Mandatory reporting of the actual CO2 emission measurement and fuel consumption determination in this global test cycle by the manufacturer at type-approval will pave the ground for an energy efficiency labelling system, which might be introduced at a later stage. This system will then support the consumer to compare vehicles while making a purchase selection based on additional important aspects like energy efficiency or greenhouse gas emissions, which is today not possible.
3. Increased market surveillance
The Commission also deemed necessary to introduce enhanced market surveillance requirements to create a level playing field for all vehicle manufacturers in a sector where presence of non-compliant products may cause significant safety risks and environmental threats. The role and responsibilities of the authorities in the Member States in charge of type-approval and market surveillance are clarified in the Regulation, and the requirements relating to the competence, obligations and performance of the technical services that perform vehicle type-approval are reinforced. Even more important to the Commission are the objectives to ensure an equal treatment of non-compliant products throughout Europe, to protect fair economic operators against unfair competition from "black sheep" and restoring confidence in EU legislation.

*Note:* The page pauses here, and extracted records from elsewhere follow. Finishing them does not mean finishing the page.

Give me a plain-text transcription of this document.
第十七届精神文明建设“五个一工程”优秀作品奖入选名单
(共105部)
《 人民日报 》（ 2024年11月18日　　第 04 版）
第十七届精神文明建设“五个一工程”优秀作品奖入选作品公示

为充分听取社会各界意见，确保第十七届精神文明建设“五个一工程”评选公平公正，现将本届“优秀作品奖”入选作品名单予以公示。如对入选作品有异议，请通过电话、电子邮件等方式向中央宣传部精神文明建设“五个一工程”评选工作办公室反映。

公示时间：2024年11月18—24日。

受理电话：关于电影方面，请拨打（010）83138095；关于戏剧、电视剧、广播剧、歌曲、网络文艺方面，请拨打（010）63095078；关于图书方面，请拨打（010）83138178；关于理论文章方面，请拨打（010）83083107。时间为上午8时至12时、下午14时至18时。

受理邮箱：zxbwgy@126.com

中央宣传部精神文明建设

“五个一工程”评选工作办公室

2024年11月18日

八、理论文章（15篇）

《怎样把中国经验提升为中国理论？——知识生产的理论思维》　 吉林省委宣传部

4. Legislative simplification
All in all 15 Directives would be repealed. In concrete terms the existing framework Directive 2002/24/EC would be repealed by one new Council and Parliament Regulation. The current 14 associated, separate legislative acts of EU legislation laying down detailed technical requirements for the type-approval of L-category vehicles are proposed to be replaced by just 4 additional Regulations that will be proposed in the course of 2011 and 2012.
A further simplification measure is to refer wherever possible to globally harmonised vehicle legislation, such as that developed by the United Nations Economic Committee for Europe (UNECE), obviously without compromising the high standards to which vehicles already comply today in the EU.

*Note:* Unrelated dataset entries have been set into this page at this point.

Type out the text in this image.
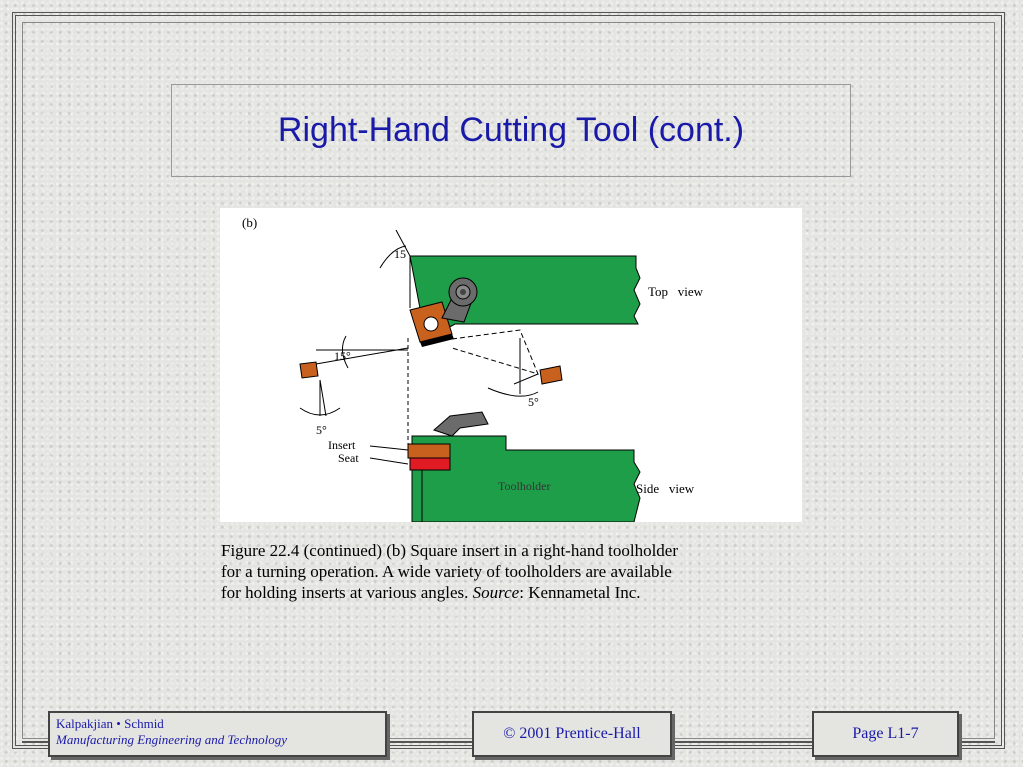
Right-Hand Cutting Tool (cont.)
(b)
15
15°
5°
5°
Insert
Seat
Toolholder
Top   view
Side   view
Figure 22.4 (continued) (b) Square insert in a right-hand toolholder
for a turning operation. A wide variety of toolholders are available
for holding inserts at various angles. Source: Kennametal Inc.
Kalpakjian • Schmid
Manufacturing Engineering and Technology	© 2001 Prentice-Hall	Page L1-7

5. Adaptation to new technologies
In the passenger car sector plug-in hybrids or full electric vehicles are just being introduced on the EU market, whereas these propulsion types are already mass-produced since a number of years in the L-category vehicle sector. However, the current legislative framework does not provide the same level of coverage for these new technologies to be type-approved as it does for traditionally propelled vehicles which are only equipped with a combustion engine. In order to improve this weakness the Commission will also adapt the measures in order to accommodate type approval of this new and near future anticipated technology.
This whole package of 5 Regulations is anticipated to become first applicable as of 1 January 2013.
This main proposal containing among others the scope, vehicle categories, emission limits and much more will be subsequently followed in the coming two years by four additional Regulations containing the test procedures, technical details and administrative provisions.
This whole package of 5 Regulations now goes to Council and the European parliament, and is anticipated to become first applicable as of 1 January 2013.